Dutch Company Proposes Notre Dame Rebuild Using 3D Printing
A Dutch company has put together a proposal in the wake of the fire that destroyed Notre Dame Cathedral in Paris. Concr3de has proposed that parts of the new cathedral be rebuilt using 3D printing, and they have already printed a gargoyle as a replacement to demonstrate how the new project could be successful.
Eric Geboers and Matteo Baldassari founded the company in 2016, and in this most recent proposal have recreated the demon statue Le Stryge, that sits on the roof of Notre Dame. Using only 3D printing it shows what is possible after the savage fire that destroyed the cathedral in Paris. The company used a combination of ash and limestone to replicate the gargoyle, which was an iconic feature of the architecture of the original. The gargoyle was added to the roof of the cathedral in the 19th century during a restoration project undertaken by Eugène Viollet-le-Duc.
The company believe that the materials left behind after the fire (including limestone and ash) should be used to address some of the philosophical problems of rebuilding such an iconic structure.
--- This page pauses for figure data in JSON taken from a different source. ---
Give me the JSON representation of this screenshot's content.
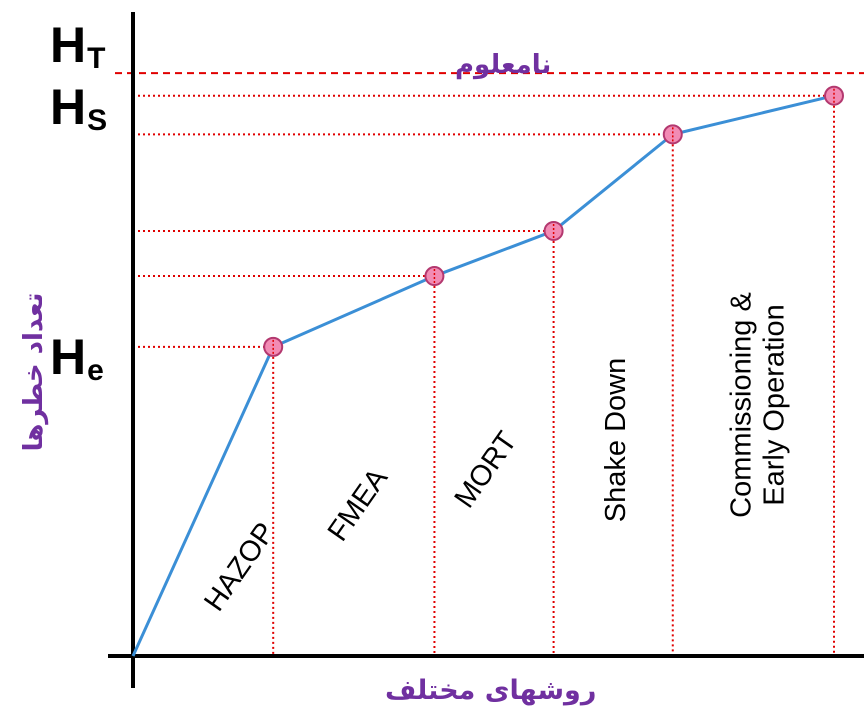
{
  "chart_data": {
    "type": "line",
    "unknown_label": "نامعلوم",
    "x_axis_label": "روشهای مختلف",
    "y_axis_label": "تعداد خطرها",
    "y_markers": [
      {
        "name": "H",
        "sub": "T",
        "level": 0.905
      },
      {
        "name": "H",
        "sub": "S",
        "level": 0.845
      },
      {
        "name": "H",
        "sub": "e",
        "level": 0.48
      }
    ],
    "points": [
      {
        "x": 0.0,
        "y": 0.0
      },
      {
        "x": 0.2,
        "y": 0.48
      },
      {
        "x": 0.43,
        "y": 0.59
      },
      {
        "x": 0.6,
        "y": 0.66
      },
      {
        "x": 0.77,
        "y": 0.81
      },
      {
        "x": 1.0,
        "y": 0.87
      }
    ],
    "method_labels": [
      {
        "text": "HAZOP",
        "lines": [
          "HAZOP"
        ]
      },
      {
        "text": "FMEA",
        "lines": [
          "FMEA"
        ]
      },
      {
        "text": "MORT",
        "lines": [
          "MORT"
        ]
      },
      {
        "text": "Shake Down",
        "lines": [
          "Shake Down"
        ]
      },
      {
        "text": "Commissioning & Early Operation",
        "lines": [
          "Commissioning &",
          "Early Operation"
        ]
      }
    ],
    "colors": {
      "line": "#3b8fd6",
      "guide": "#e00000",
      "point_fill": "#f28bb4",
      "point_stroke": "#b3386f",
      "persian_text": "#7030a0"
    }
  }
}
Geboers stated:
“Isn’t a copy just a fake? Simply copying, pretending there never was a fire, would be a historical forgery.”
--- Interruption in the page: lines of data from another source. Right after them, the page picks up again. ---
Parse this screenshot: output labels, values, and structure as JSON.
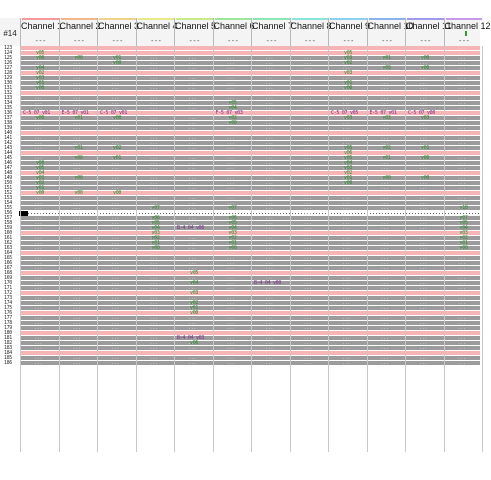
{
  "tracker": {
    "pattern_label": "#14",
    "empty_cell_text": "...",
    "channel_dots": "---",
    "row_start": 123,
    "row_end": 186,
    "current_row": 156,
    "colors": {
      "row_bg": "#9b9b9b",
      "row_highlight": "#f6b4b4",
      "row_beat": "#f7c8c8",
      "cursor_row": "#ffffff",
      "note": "#7b2a8c",
      "instrument": "#3a3aa8",
      "volume": "#2d8a2d",
      "dots": "#d9d9d9"
    },
    "channels": [
      {
        "name": "Channel 1",
        "color": "#f59a9a"
      },
      {
        "name": "Channel 2",
        "color": "#f5b58a"
      },
      {
        "name": "Channel 3",
        "color": "#f0d38a"
      },
      {
        "name": "Channel 4",
        "color": "#e8ea8a"
      },
      {
        "name": "Channel 5",
        "color": "#c9ea8a"
      },
      {
        "name": "Channel 6",
        "color": "#9ee69a"
      },
      {
        "name": "Channel 7",
        "color": "#8ae6b4"
      },
      {
        "name": "Channel 8",
        "color": "#8ae6dc"
      },
      {
        "name": "Channel 9",
        "color": "#8ad2ee"
      },
      {
        "name": "Channel 10",
        "color": "#8ab4ee"
      },
      {
        "name": "Channel 11",
        "color": "#a09aee"
      },
      {
        "name": "Channel 12",
        "color": "#c89aee"
      }
    ],
    "highlight_rows": [
      123,
      124,
      128,
      132,
      136,
      140,
      144,
      148,
      152,
      156,
      160,
      164,
      168,
      172,
      176,
      180,
      184
    ],
    "events": [
      {
        "row": 124,
        "ch": 0,
        "text": "v05",
        "kind": "volume"
      },
      {
        "row": 125,
        "ch": 0,
        "text": "v00",
        "kind": "volume"
      },
      {
        "row": 127,
        "ch": 0,
        "text": "v04",
        "kind": "volume"
      },
      {
        "row": 128,
        "ch": 0,
        "text": "v02",
        "kind": "volume"
      },
      {
        "row": 129,
        "ch": 0,
        "text": "v03",
        "kind": "volume"
      },
      {
        "row": 130,
        "ch": 0,
        "text": "v01",
        "kind": "volume"
      },
      {
        "row": 131,
        "ch": 0,
        "text": "v00",
        "kind": "volume"
      },
      {
        "row": 136,
        "ch": 0,
        "text": "C-5 07 v01",
        "kind": "note"
      },
      {
        "row": 137,
        "ch": 0,
        "text": "v00",
        "kind": "volume"
      },
      {
        "row": 125,
        "ch": 1,
        "text": "v00",
        "kind": "volume"
      },
      {
        "row": 136,
        "ch": 1,
        "text": "E-5 07 v01",
        "kind": "note"
      },
      {
        "row": 137,
        "ch": 1,
        "text": "v01",
        "kind": "volume"
      },
      {
        "row": 125,
        "ch": 2,
        "text": "v01",
        "kind": "volume"
      },
      {
        "row": 126,
        "ch": 2,
        "text": "v00",
        "kind": "volume"
      },
      {
        "row": 136,
        "ch": 2,
        "text": "C-5 07 v01",
        "kind": "note"
      },
      {
        "row": 137,
        "ch": 2,
        "text": "v00",
        "kind": "volume"
      },
      {
        "row": 134,
        "ch": 5,
        "text": "v05",
        "kind": "volume"
      },
      {
        "row": 135,
        "ch": 5,
        "text": "v04",
        "kind": "volume"
      },
      {
        "row": 136,
        "ch": 5,
        "text": "F-5 07 v03",
        "kind": "note"
      },
      {
        "row": 137,
        "ch": 5,
        "text": "v02",
        "kind": "volume"
      },
      {
        "row": 138,
        "ch": 5,
        "text": "v00",
        "kind": "volume"
      },
      {
        "row": 124,
        "ch": 8,
        "text": "v05",
        "kind": "volume"
      },
      {
        "row": 125,
        "ch": 8,
        "text": "v03",
        "kind": "volume"
      },
      {
        "row": 126,
        "ch": 8,
        "text": "v02",
        "kind": "volume"
      },
      {
        "row": 128,
        "ch": 8,
        "text": "v03",
        "kind": "volume"
      },
      {
        "row": 130,
        "ch": 8,
        "text": "v01",
        "kind": "volume"
      },
      {
        "row": 131,
        "ch": 8,
        "text": "v00",
        "kind": "volume"
      },
      {
        "row": 136,
        "ch": 8,
        "text": "C-5 07 v05",
        "kind": "note"
      },
      {
        "row": 137,
        "ch": 8,
        "text": "v03",
        "kind": "volume"
      },
      {
        "row": 125,
        "ch": 9,
        "text": "v01",
        "kind": "volume"
      },
      {
        "row": 127,
        "ch": 9,
        "text": "v00",
        "kind": "volume"
      },
      {
        "row": 136,
        "ch": 9,
        "text": "E-5 07 v01",
        "kind": "note"
      },
      {
        "row": 137,
        "ch": 9,
        "text": "v03",
        "kind": "volume"
      },
      {
        "row": 125,
        "ch": 10,
        "text": "v00",
        "kind": "volume"
      },
      {
        "row": 127,
        "ch": 10,
        "text": "v00",
        "kind": "volume"
      },
      {
        "row": 136,
        "ch": 10,
        "text": "C-5 07 v00",
        "kind": "note"
      },
      {
        "row": 137,
        "ch": 10,
        "text": "v03",
        "kind": "volume"
      },
      {
        "row": 143,
        "ch": 1,
        "text": "v01",
        "kind": "volume"
      },
      {
        "row": 145,
        "ch": 1,
        "text": "v00",
        "kind": "volume"
      },
      {
        "row": 146,
        "ch": 0,
        "text": "v08",
        "kind": "volume"
      },
      {
        "row": 147,
        "ch": 0,
        "text": "v05",
        "kind": "volume"
      },
      {
        "row": 148,
        "ch": 0,
        "text": "v04",
        "kind": "volume"
      },
      {
        "row": 149,
        "ch": 0,
        "text": "v03",
        "kind": "volume"
      },
      {
        "row": 150,
        "ch": 0,
        "text": "v02",
        "kind": "volume"
      },
      {
        "row": 151,
        "ch": 0,
        "text": "v01",
        "kind": "volume"
      },
      {
        "row": 152,
        "ch": 0,
        "text": "v00",
        "kind": "volume"
      },
      {
        "row": 149,
        "ch": 1,
        "text": "v00",
        "kind": "volume"
      },
      {
        "row": 143,
        "ch": 2,
        "text": "v02",
        "kind": "volume"
      },
      {
        "row": 145,
        "ch": 2,
        "text": "v01",
        "kind": "volume"
      },
      {
        "row": 152,
        "ch": 1,
        "text": "v00",
        "kind": "volume"
      },
      {
        "row": 152,
        "ch": 2,
        "text": "v00",
        "kind": "volume"
      },
      {
        "row": 155,
        "ch": 3,
        "text": "v07",
        "kind": "volume"
      },
      {
        "row": 155,
        "ch": 5,
        "text": "v07",
        "kind": "volume"
      },
      {
        "row": 143,
        "ch": 8,
        "text": "v05",
        "kind": "volume"
      },
      {
        "row": 144,
        "ch": 8,
        "text": "v06",
        "kind": "volume"
      },
      {
        "row": 145,
        "ch": 8,
        "text": "v05",
        "kind": "volume"
      },
      {
        "row": 146,
        "ch": 8,
        "text": "v04",
        "kind": "volume"
      },
      {
        "row": 147,
        "ch": 8,
        "text": "v03",
        "kind": "volume"
      },
      {
        "row": 148,
        "ch": 8,
        "text": "v02",
        "kind": "volume"
      },
      {
        "row": 149,
        "ch": 8,
        "text": "v01",
        "kind": "volume"
      },
      {
        "row": 150,
        "ch": 8,
        "text": "v00",
        "kind": "volume"
      },
      {
        "row": 143,
        "ch": 9,
        "text": "v02",
        "kind": "volume"
      },
      {
        "row": 145,
        "ch": 9,
        "text": "v01",
        "kind": "volume"
      },
      {
        "row": 149,
        "ch": 9,
        "text": "v00",
        "kind": "volume"
      },
      {
        "row": 143,
        "ch": 10,
        "text": "v01",
        "kind": "volume"
      },
      {
        "row": 145,
        "ch": 10,
        "text": "v00",
        "kind": "volume"
      },
      {
        "row": 149,
        "ch": 10,
        "text": "v00",
        "kind": "volume"
      },
      {
        "row": 155,
        "ch": 11,
        "text": "v10",
        "kind": "volume"
      },
      {
        "row": 157,
        "ch": 3,
        "text": "v06",
        "kind": "volume"
      },
      {
        "row": 158,
        "ch": 3,
        "text": "v05",
        "kind": "volume"
      },
      {
        "row": 159,
        "ch": 3,
        "text": "v04",
        "kind": "volume"
      },
      {
        "row": 160,
        "ch": 3,
        "text": "v03",
        "kind": "volume"
      },
      {
        "row": 161,
        "ch": 3,
        "text": "v02",
        "kind": "volume"
      },
      {
        "row": 162,
        "ch": 3,
        "text": "v01",
        "kind": "volume"
      },
      {
        "row": 163,
        "ch": 3,
        "text": "v00",
        "kind": "volume"
      },
      {
        "row": 159,
        "ch": 4,
        "text": "B-4 04 v06",
        "kind": "note"
      },
      {
        "row": 157,
        "ch": 5,
        "text": "v06",
        "kind": "volume"
      },
      {
        "row": 158,
        "ch": 5,
        "text": "v05",
        "kind": "volume"
      },
      {
        "row": 159,
        "ch": 5,
        "text": "v04",
        "kind": "volume"
      },
      {
        "row": 160,
        "ch": 5,
        "text": "v03",
        "kind": "volume"
      },
      {
        "row": 161,
        "ch": 5,
        "text": "v02",
        "kind": "volume"
      },
      {
        "row": 162,
        "ch": 5,
        "text": "v01",
        "kind": "volume"
      },
      {
        "row": 163,
        "ch": 5,
        "text": "v00",
        "kind": "volume"
      },
      {
        "row": 157,
        "ch": 11,
        "text": "v07",
        "kind": "volume"
      },
      {
        "row": 158,
        "ch": 11,
        "text": "v05",
        "kind": "volume"
      },
      {
        "row": 159,
        "ch": 11,
        "text": "v04",
        "kind": "volume"
      },
      {
        "row": 160,
        "ch": 11,
        "text": "v03",
        "kind": "volume"
      },
      {
        "row": 161,
        "ch": 11,
        "text": "v02",
        "kind": "volume"
      },
      {
        "row": 162,
        "ch": 11,
        "text": "v01",
        "kind": "volume"
      },
      {
        "row": 163,
        "ch": 11,
        "text": "v00",
        "kind": "volume"
      },
      {
        "row": 168,
        "ch": 4,
        "text": "v05",
        "kind": "volume"
      },
      {
        "row": 170,
        "ch": 4,
        "text": "v04",
        "kind": "volume"
      },
      {
        "row": 172,
        "ch": 4,
        "text": "v03",
        "kind": "volume"
      },
      {
        "row": 174,
        "ch": 4,
        "text": "v02",
        "kind": "volume"
      },
      {
        "row": 175,
        "ch": 4,
        "text": "v01",
        "kind": "volume"
      },
      {
        "row": 176,
        "ch": 4,
        "text": "v00",
        "kind": "volume"
      },
      {
        "row": 170,
        "ch": 6,
        "text": "B-4 04 v00",
        "kind": "note"
      },
      {
        "row": 181,
        "ch": 4,
        "text": "B-4 04 v03",
        "kind": "note"
      },
      {
        "row": 182,
        "ch": 4,
        "text": "v06",
        "kind": "volume"
      }
    ]
  }
}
The limestone used in the construction of Notre Dame was popular in the building of much of Paris at that time. It was taken from mines that now lay underneath the mystical city. The proposal from Concr3de is one that would allow for one of the original materials used in the construction of Notre Dame to be reused, linking it to its past glories in a way that is effective in modern construction and design. Taking limestone and ash found at the scene of the fire now can be used in the process, even that damaged by the high temperatures.
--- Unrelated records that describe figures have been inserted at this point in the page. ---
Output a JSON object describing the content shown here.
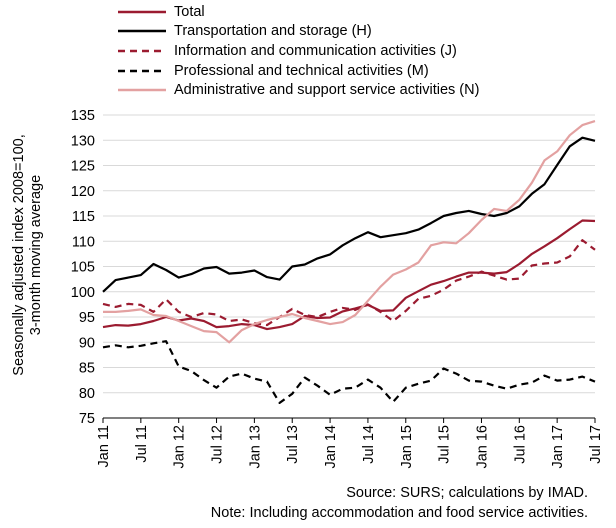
{
  "chart_data": {
    "type": "line",
    "ylabel_line1": "Seasonally adjusted index 2008=100,",
    "ylabel_line2": "3-month moving average",
    "ylim": [
      75,
      135
    ],
    "yticks": [
      75,
      80,
      85,
      90,
      95,
      100,
      105,
      110,
      115,
      120,
      125,
      130,
      135
    ],
    "x_range": [
      "Jan 2011",
      "Jul 2017"
    ],
    "xticks": [
      "Jan 11",
      "Jul 11",
      "Jan 12",
      "Jul 12",
      "Jan 13",
      "Jul 13",
      "Jan 14",
      "Jul 14",
      "Jan 15",
      "Jul 15",
      "Jan 16",
      "Jul 16",
      "Jan 17",
      "Jul 17"
    ],
    "grid": "horizontal",
    "legend_position": "top",
    "series": [
      {
        "name": "Total",
        "color": "#9b1b30",
        "dash": "solid",
        "values": [
          [
            "Jan 2011",
            93.0
          ],
          [
            "Mar 2011",
            93.4
          ],
          [
            "May 2011",
            93.3
          ],
          [
            "Jul 2011",
            93.6
          ],
          [
            "Sep 2011",
            94.2
          ],
          [
            "Nov 2011",
            95.0
          ],
          [
            "Jan 2012",
            94.3
          ],
          [
            "Mar 2012",
            94.7
          ],
          [
            "May 2012",
            94.2
          ],
          [
            "Jul 2012",
            93.0
          ],
          [
            "Sep 2012",
            93.2
          ],
          [
            "Nov 2012",
            93.6
          ],
          [
            "Jan 2013",
            93.4
          ],
          [
            "Mar 2013",
            92.6
          ],
          [
            "May 2013",
            93.0
          ],
          [
            "Jul 2013",
            93.6
          ],
          [
            "Sep 2013",
            95.2
          ],
          [
            "Nov 2013",
            94.8
          ],
          [
            "Jan 2014",
            94.9
          ],
          [
            "Mar 2014",
            96.1
          ],
          [
            "May 2014",
            96.7
          ],
          [
            "Jul 2014",
            97.4
          ],
          [
            "Sep 2014",
            96.2
          ],
          [
            "Nov 2014",
            96.3
          ],
          [
            "Jan 2015",
            98.8
          ],
          [
            "Mar 2015",
            100.1
          ],
          [
            "May 2015",
            101.4
          ],
          [
            "Jul 2015",
            102.1
          ],
          [
            "Sep 2015",
            103.0
          ],
          [
            "Nov 2015",
            103.8
          ],
          [
            "Jan 2016",
            103.8
          ],
          [
            "Mar 2016",
            103.6
          ],
          [
            "May 2016",
            103.9
          ],
          [
            "Jul 2016",
            105.5
          ],
          [
            "Sep 2016",
            107.5
          ],
          [
            "Nov 2016",
            109.0
          ],
          [
            "Jan 2017",
            110.6
          ],
          [
            "Mar 2017",
            112.4
          ],
          [
            "May 2017",
            114.1
          ],
          [
            "Jul 2017",
            114.0
          ]
        ]
      },
      {
        "name": "Transportation and storage (H)",
        "color": "#000000",
        "dash": "solid",
        "values": [
          [
            "Jan 2011",
            100.0
          ],
          [
            "Mar 2011",
            102.3
          ],
          [
            "May 2011",
            102.8
          ],
          [
            "Jul 2011",
            103.3
          ],
          [
            "Sep 2011",
            105.5
          ],
          [
            "Nov 2011",
            104.3
          ],
          [
            "Jan 2012",
            102.8
          ],
          [
            "Mar 2012",
            103.5
          ],
          [
            "May 2012",
            104.6
          ],
          [
            "Jul 2012",
            104.9
          ],
          [
            "Sep 2012",
            103.6
          ],
          [
            "Nov 2012",
            103.8
          ],
          [
            "Jan 2013",
            104.2
          ],
          [
            "Mar 2013",
            102.9
          ],
          [
            "May 2013",
            102.4
          ],
          [
            "Jul 2013",
            105.0
          ],
          [
            "Sep 2013",
            105.4
          ],
          [
            "Nov 2013",
            106.6
          ],
          [
            "Jan 2014",
            107.4
          ],
          [
            "Mar 2014",
            109.2
          ],
          [
            "May 2014",
            110.6
          ],
          [
            "Jul 2014",
            111.8
          ],
          [
            "Sep 2014",
            110.8
          ],
          [
            "Nov 2014",
            111.2
          ],
          [
            "Jan 2015",
            111.6
          ],
          [
            "Mar 2015",
            112.3
          ],
          [
            "May 2015",
            113.6
          ],
          [
            "Jul 2015",
            115.0
          ],
          [
            "Sep 2015",
            115.6
          ],
          [
            "Nov 2015",
            116.0
          ],
          [
            "Jan 2016",
            115.4
          ],
          [
            "Mar 2016",
            115.0
          ],
          [
            "May 2016",
            115.6
          ],
          [
            "Jul 2016",
            116.9
          ],
          [
            "Sep 2016",
            119.4
          ],
          [
            "Nov 2016",
            121.3
          ],
          [
            "Jan 2017",
            125.1
          ],
          [
            "Mar 2017",
            128.8
          ],
          [
            "May 2017",
            130.5
          ],
          [
            "Jul 2017",
            129.9
          ]
        ]
      },
      {
        "name": "Information and communication activities (J)",
        "color": "#9b1b30",
        "dash": "dashed",
        "values": [
          [
            "Jan 2011",
            97.6
          ],
          [
            "Mar 2011",
            97.0
          ],
          [
            "May 2011",
            97.6
          ],
          [
            "Jul 2011",
            97.4
          ],
          [
            "Sep 2011",
            96.0
          ],
          [
            "Nov 2011",
            98.5
          ],
          [
            "Jan 2012",
            96.0
          ],
          [
            "Mar 2012",
            95.0
          ],
          [
            "May 2012",
            95.8
          ],
          [
            "Jul 2012",
            95.5
          ],
          [
            "Sep 2012",
            94.2
          ],
          [
            "Nov 2012",
            94.5
          ],
          [
            "Jan 2013",
            93.8
          ],
          [
            "Mar 2013",
            93.4
          ],
          [
            "May 2013",
            95.0
          ],
          [
            "Jul 2013",
            96.6
          ],
          [
            "Sep 2013",
            95.4
          ],
          [
            "Nov 2013",
            95.0
          ],
          [
            "Jan 2014",
            96.0
          ],
          [
            "Mar 2014",
            96.8
          ],
          [
            "May 2014",
            96.4
          ],
          [
            "Jul 2014",
            97.5
          ],
          [
            "Sep 2014",
            96.0
          ],
          [
            "Nov 2014",
            94.2
          ],
          [
            "Jan 2015",
            96.2
          ],
          [
            "Mar 2015",
            98.6
          ],
          [
            "May 2015",
            99.2
          ],
          [
            "Jul 2015",
            100.4
          ],
          [
            "Sep 2015",
            102.2
          ],
          [
            "Nov 2015",
            103.0
          ],
          [
            "Jan 2016",
            104.0
          ],
          [
            "Mar 2016",
            103.2
          ],
          [
            "May 2016",
            102.4
          ],
          [
            "Jul 2016",
            102.6
          ],
          [
            "Sep 2016",
            105.2
          ],
          [
            "Nov 2016",
            105.6
          ],
          [
            "Jan 2017",
            105.8
          ],
          [
            "Mar 2017",
            107.0
          ],
          [
            "May 2017",
            110.2
          ],
          [
            "Jul 2017",
            108.3
          ]
        ]
      },
      {
        "name": "Professional and technical activities (M)",
        "color": "#000000",
        "dash": "dashed",
        "values": [
          [
            "Jan 2011",
            89.0
          ],
          [
            "Mar 2011",
            89.4
          ],
          [
            "May 2011",
            89.0
          ],
          [
            "Jul 2011",
            89.3
          ],
          [
            "Sep 2011",
            89.8
          ],
          [
            "Nov 2011",
            90.2
          ],
          [
            "Jan 2012",
            85.2
          ],
          [
            "Mar 2012",
            84.3
          ],
          [
            "May 2012",
            82.5
          ],
          [
            "Jul 2012",
            81.0
          ],
          [
            "Sep 2012",
            83.2
          ],
          [
            "Nov 2012",
            83.8
          ],
          [
            "Jan 2013",
            82.8
          ],
          [
            "Mar 2013",
            82.2
          ],
          [
            "May 2013",
            78.0
          ],
          [
            "Jul 2013",
            79.8
          ],
          [
            "Sep 2013",
            83.0
          ],
          [
            "Nov 2013",
            81.4
          ],
          [
            "Jan 2014",
            79.6
          ],
          [
            "Mar 2014",
            80.8
          ],
          [
            "May 2014",
            81.0
          ],
          [
            "Jul 2014",
            82.6
          ],
          [
            "Sep 2014",
            81.0
          ],
          [
            "Nov 2014",
            78.2
          ],
          [
            "Jan 2015",
            81.0
          ],
          [
            "Mar 2015",
            81.8
          ],
          [
            "May 2015",
            82.4
          ],
          [
            "Jul 2015",
            84.8
          ],
          [
            "Sep 2015",
            83.8
          ],
          [
            "Nov 2015",
            82.4
          ],
          [
            "Jan 2016",
            82.2
          ],
          [
            "Mar 2016",
            81.4
          ],
          [
            "May 2016",
            80.8
          ],
          [
            "Jul 2016",
            81.6
          ],
          [
            "Sep 2016",
            82.0
          ],
          [
            "Nov 2016",
            83.4
          ],
          [
            "Jan 2017",
            82.4
          ],
          [
            "Mar 2017",
            82.6
          ],
          [
            "May 2017",
            83.2
          ],
          [
            "Jul 2017",
            82.2
          ]
        ]
      },
      {
        "name": "Administrative and support service activities (N)",
        "color": "#e3a1a1",
        "dash": "solid",
        "values": [
          [
            "Jan 2011",
            96.0
          ],
          [
            "Mar 2011",
            96.0
          ],
          [
            "May 2011",
            96.2
          ],
          [
            "Jul 2011",
            96.5
          ],
          [
            "Sep 2011",
            95.4
          ],
          [
            "Nov 2011",
            95.2
          ],
          [
            "Jan 2012",
            94.2
          ],
          [
            "Mar 2012",
            93.2
          ],
          [
            "May 2012",
            92.2
          ],
          [
            "Jul 2012",
            92.0
          ],
          [
            "Sep 2012",
            90.0
          ],
          [
            "Nov 2012",
            92.4
          ],
          [
            "Jan 2013",
            93.6
          ],
          [
            "Mar 2013",
            94.4
          ],
          [
            "May 2013",
            95.0
          ],
          [
            "Jul 2013",
            95.6
          ],
          [
            "Sep 2013",
            94.8
          ],
          [
            "Nov 2013",
            94.2
          ],
          [
            "Jan 2014",
            93.6
          ],
          [
            "Mar 2014",
            94.0
          ],
          [
            "May 2014",
            95.4
          ],
          [
            "Jul 2014",
            98.2
          ],
          [
            "Sep 2014",
            101.0
          ],
          [
            "Nov 2014",
            103.4
          ],
          [
            "Jan 2015",
            104.4
          ],
          [
            "Mar 2015",
            105.8
          ],
          [
            "May 2015",
            109.2
          ],
          [
            "Jul 2015",
            109.8
          ],
          [
            "Sep 2015",
            109.6
          ],
          [
            "Nov 2015",
            111.6
          ],
          [
            "Jan 2016",
            114.2
          ],
          [
            "Mar 2016",
            116.4
          ],
          [
            "May 2016",
            116.0
          ],
          [
            "Jul 2016",
            118.2
          ],
          [
            "Sep 2016",
            121.6
          ],
          [
            "Nov 2016",
            126.0
          ],
          [
            "Jan 2017",
            127.8
          ],
          [
            "Mar 2017",
            131.0
          ],
          [
            "May 2017",
            133.0
          ],
          [
            "Jul 2017",
            133.8
          ]
        ]
      }
    ]
  },
  "notes": {
    "source": "Source: SURS; calculations by IMAD.",
    "note": "Note: Including accommodation and food service activities."
  }
}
The limestone would be broken down to the correct grade so that the fire damage no longer had any effect on it in the final product. The company used widely available scans of the statue to print it on an Armadillo White printer. The firm believe that in principle the technique could be used to print stone vaults to replace what was damaged when the spire collapsed through the roof. It is also thought that this could be a much more cost effective option that cutting new pieces of stone.
This proposal came in response to the warning from the secretary general of the manual trades organisation in France, Les Compagnons du Devoir. They warn that it could take years to hire and train the relevant people to become masons and stonecutters that would be required to work on a project on such a grand scale. This is despite the pledge from French President Emmanuel Macron that Notre Dame would be rebuilt within 5 years. 3D printing could be used as a modern technique that fills this shortage of highly specialised professionals and put together the rebuild project over a much shorter period of time, whilst using materials from the original structure in the process.